Memory Ordering: volatile and Happens-Before

CAS alone isn’t sufficient — you need memory visibility guarantees. The Java memory model (JMM) says:

  • A volatile write happens-before any subsequent volatile read of the same variable
  • AtomicLong.compareAndSet and similar operations have the same memory semantics as volatile read + write

This means: if thread A writes data and then does a CAS on sequence, and thread B reads sequence via CAS and then reads data, B is guaranteed to see A’s write to data. The sequence acts as a memory barrier.

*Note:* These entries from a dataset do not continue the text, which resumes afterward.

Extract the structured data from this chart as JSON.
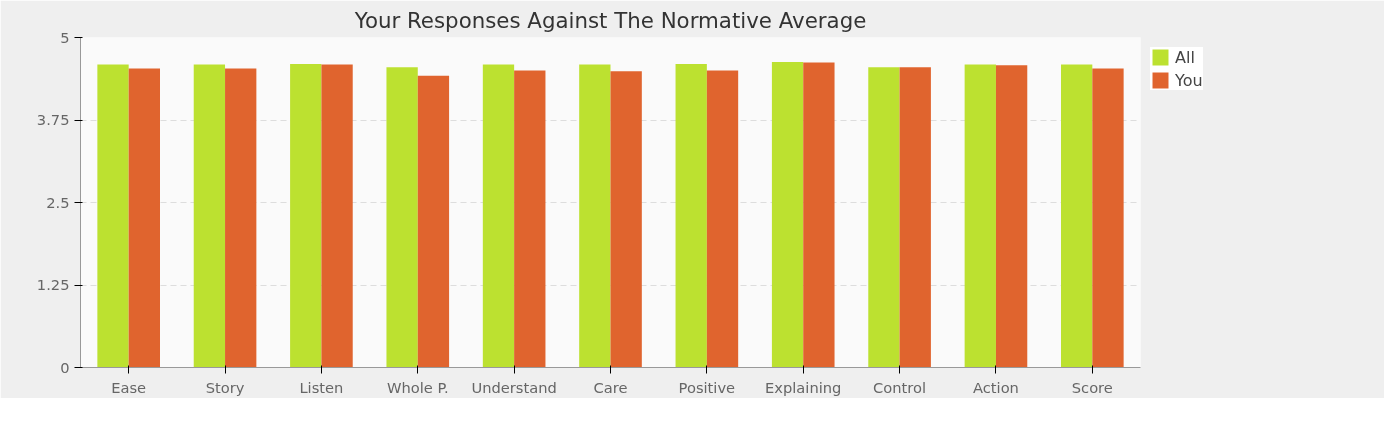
{
  "chart_data": {
    "type": "bar",
    "title": "Your Responses Against The Normative Average",
    "categories": [
      "Ease",
      "Story",
      "Listen",
      "Whole P.",
      "Understand",
      "Care",
      "Positive",
      "Explaining",
      "Control",
      "Action",
      "Score"
    ],
    "series": [
      {
        "name": "All",
        "color": "#bce130",
        "values": [
          4.59,
          4.59,
          4.6,
          4.55,
          4.59,
          4.59,
          4.6,
          4.63,
          4.55,
          4.59,
          4.59
        ]
      },
      {
        "name": "You",
        "color": "#e0642e",
        "values": [
          4.53,
          4.53,
          4.59,
          4.42,
          4.5,
          4.49,
          4.5,
          4.62,
          4.55,
          4.58,
          4.53
        ]
      }
    ],
    "ylim": [
      0,
      5
    ],
    "yticks": [
      0,
      1.25,
      2.5,
      3.75,
      5
    ],
    "grid": "y",
    "legend": "top right"
  }
}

This is why the Disruptor’s producer writes the event data before publishing the sequence, and consumers read the sequence before reading the event data. The ordering guarantees flow from the volatile semantics on the sequence fields.

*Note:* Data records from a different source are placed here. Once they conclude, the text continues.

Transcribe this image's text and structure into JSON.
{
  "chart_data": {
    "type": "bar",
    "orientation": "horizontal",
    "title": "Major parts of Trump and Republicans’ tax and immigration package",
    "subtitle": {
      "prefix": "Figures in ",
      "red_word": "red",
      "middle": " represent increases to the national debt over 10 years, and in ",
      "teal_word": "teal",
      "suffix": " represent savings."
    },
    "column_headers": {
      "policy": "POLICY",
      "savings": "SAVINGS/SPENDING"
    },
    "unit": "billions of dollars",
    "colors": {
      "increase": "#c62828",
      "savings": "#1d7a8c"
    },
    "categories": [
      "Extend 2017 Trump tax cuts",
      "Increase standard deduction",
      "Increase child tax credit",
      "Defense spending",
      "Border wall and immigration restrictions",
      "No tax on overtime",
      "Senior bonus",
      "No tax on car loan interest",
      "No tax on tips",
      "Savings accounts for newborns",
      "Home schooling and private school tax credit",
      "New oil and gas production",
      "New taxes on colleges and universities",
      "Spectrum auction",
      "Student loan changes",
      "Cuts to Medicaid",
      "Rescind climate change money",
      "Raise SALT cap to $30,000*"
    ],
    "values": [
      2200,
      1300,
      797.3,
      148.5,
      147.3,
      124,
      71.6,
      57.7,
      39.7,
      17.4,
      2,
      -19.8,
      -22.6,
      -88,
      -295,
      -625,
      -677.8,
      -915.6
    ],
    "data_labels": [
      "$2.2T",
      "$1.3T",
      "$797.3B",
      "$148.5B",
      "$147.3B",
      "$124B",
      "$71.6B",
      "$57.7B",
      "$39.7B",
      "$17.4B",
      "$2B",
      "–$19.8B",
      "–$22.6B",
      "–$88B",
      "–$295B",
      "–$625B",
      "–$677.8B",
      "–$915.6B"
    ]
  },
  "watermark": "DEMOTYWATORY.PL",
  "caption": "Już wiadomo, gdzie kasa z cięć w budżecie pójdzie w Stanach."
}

Producer:                    Consumer:

event.price = 1.0842;        long seq = sequence.get();  // volatile read
event.qty   = 1_000_000;     // happens-after: price and qty visible
sequence.set(nextSeq);       // volatile write

Without the volatile write on sequence, the consumer might read a stale price or qty even after seeing the updated sequence. The happens-before relationship is what makes the whole construct correct, not just the CAS instruction.

When Not to Use Lock-Free

Lock-free code is harder to write, harder to test, and harder to reason about than lock-based code. The cases where it’s worth it:

SituationRecommendation
High-contention counterLongAdder or AtomicLong
Single-producer/single-consumer queueDisruptor or LinkedTransferQueue
Hot path, measured lock contentionConsider lock-free
Cold path, no contention measuredsynchronized — simpler, equally fast
Complex multi-step operationLock (lock-free multi-step is very hard)
Correctness uncertainLock — a correct slow program beats a fast incorrect one

The rule: measure first. Lock contention shows up in thread dumps (threads parked on a lock) and in profilers (time spent in park/unpark). If you don’t have measured contention, don’t reach for lock-free code.